The application of the second of these principles, in particular, might result in different outcomes depending upon the nature of the proceedings originating in the Patent Office.

For example, if an unsuccessful opponent appeals a Patent Office decision, and is again unsuccessful before a single judge of the Federal Court, no great injustice is likely to result if leave to appeal to a Full Court is refused.  The opponent has already tried and lost twice.  The consequence of refusing leave to appeal is that a patent will be granted.  The opponent retains the right to challenge the patent again, after grant, by way of an application to the court for revocation under section 138 of the Patents Act (see Pfizer Corporation v Commissioner of Patents [2006] FCAFC 190 at [8]).

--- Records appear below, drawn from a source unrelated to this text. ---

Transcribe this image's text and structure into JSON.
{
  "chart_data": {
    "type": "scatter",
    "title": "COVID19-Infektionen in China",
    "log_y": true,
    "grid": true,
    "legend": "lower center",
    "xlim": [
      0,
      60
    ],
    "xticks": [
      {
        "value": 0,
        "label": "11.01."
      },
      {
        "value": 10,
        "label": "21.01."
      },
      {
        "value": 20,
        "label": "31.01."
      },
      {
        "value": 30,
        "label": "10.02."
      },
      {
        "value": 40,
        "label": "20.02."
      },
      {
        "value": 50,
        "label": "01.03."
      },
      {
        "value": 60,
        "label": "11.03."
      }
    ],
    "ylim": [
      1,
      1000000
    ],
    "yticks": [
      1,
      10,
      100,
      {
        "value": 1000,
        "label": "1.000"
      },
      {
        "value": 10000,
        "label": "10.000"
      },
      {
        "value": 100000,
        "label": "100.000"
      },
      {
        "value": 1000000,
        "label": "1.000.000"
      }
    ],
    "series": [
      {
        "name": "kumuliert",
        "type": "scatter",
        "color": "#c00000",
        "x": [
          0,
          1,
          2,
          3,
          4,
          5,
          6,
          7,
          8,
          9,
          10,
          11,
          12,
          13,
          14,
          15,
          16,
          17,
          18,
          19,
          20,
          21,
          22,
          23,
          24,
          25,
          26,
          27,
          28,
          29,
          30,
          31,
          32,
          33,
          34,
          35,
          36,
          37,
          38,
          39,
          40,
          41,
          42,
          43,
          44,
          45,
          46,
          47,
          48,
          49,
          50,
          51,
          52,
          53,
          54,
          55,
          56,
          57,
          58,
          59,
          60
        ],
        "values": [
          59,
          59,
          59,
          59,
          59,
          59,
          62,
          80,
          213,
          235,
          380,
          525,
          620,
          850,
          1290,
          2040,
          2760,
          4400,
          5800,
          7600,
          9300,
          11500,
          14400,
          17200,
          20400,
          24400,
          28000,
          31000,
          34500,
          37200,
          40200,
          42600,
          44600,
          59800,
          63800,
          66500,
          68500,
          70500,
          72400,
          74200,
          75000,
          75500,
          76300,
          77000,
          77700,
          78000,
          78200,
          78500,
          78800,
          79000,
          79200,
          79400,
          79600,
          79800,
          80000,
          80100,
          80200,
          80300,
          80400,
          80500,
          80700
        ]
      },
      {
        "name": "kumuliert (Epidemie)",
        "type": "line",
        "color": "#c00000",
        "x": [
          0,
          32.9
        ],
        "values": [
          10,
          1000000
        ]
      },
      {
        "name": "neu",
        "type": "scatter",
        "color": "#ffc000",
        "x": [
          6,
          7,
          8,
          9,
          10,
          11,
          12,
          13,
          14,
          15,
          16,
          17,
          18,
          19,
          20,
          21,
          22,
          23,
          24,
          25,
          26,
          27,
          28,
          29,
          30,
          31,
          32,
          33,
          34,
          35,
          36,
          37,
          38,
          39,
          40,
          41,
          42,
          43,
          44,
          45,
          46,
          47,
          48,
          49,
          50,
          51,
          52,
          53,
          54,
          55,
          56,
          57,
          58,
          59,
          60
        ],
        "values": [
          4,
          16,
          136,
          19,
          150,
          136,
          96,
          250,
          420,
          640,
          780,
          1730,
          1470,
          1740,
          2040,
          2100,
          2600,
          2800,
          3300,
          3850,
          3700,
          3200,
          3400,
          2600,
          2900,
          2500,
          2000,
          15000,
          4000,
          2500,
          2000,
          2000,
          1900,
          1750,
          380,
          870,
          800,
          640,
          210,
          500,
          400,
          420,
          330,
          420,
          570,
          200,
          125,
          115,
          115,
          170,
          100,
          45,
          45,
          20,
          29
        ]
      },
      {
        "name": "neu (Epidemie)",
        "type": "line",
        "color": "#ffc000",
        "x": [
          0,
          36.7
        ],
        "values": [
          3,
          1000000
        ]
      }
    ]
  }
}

However, in a case in which an opponent has been successful, a court ‘should be slow to shut out an applicant for a patent … who has had only one judicial consideration of entitlement to a grant’ (Pfizer at [9]), for once the application has been finally refused, there is no mechanism to restore the applicant’s rights in case of error.

RA’s position is very much analogous to that of the patent applicant who has lost an opposition on appeal to the Federal Court.  Once all of its avenues of appeal are exhausted, RA’s opportunity to secure patent protection for its invention will be lost forever.


While RA has not yet been granted leave to appeal to a Full Court, it has now been guaranteed its day in front of a Full Bench.

The likelihood is that both RA and the Commissioner of Patents will be permitted to present their full arguments before the appeals court, and that a single judgment will subsequently issue which will grant the application for leave, and decide the substantive question of whether to uphold, or overturn, the decision of Justice Emmett at first instance.

A date for the hearing should be set shortly.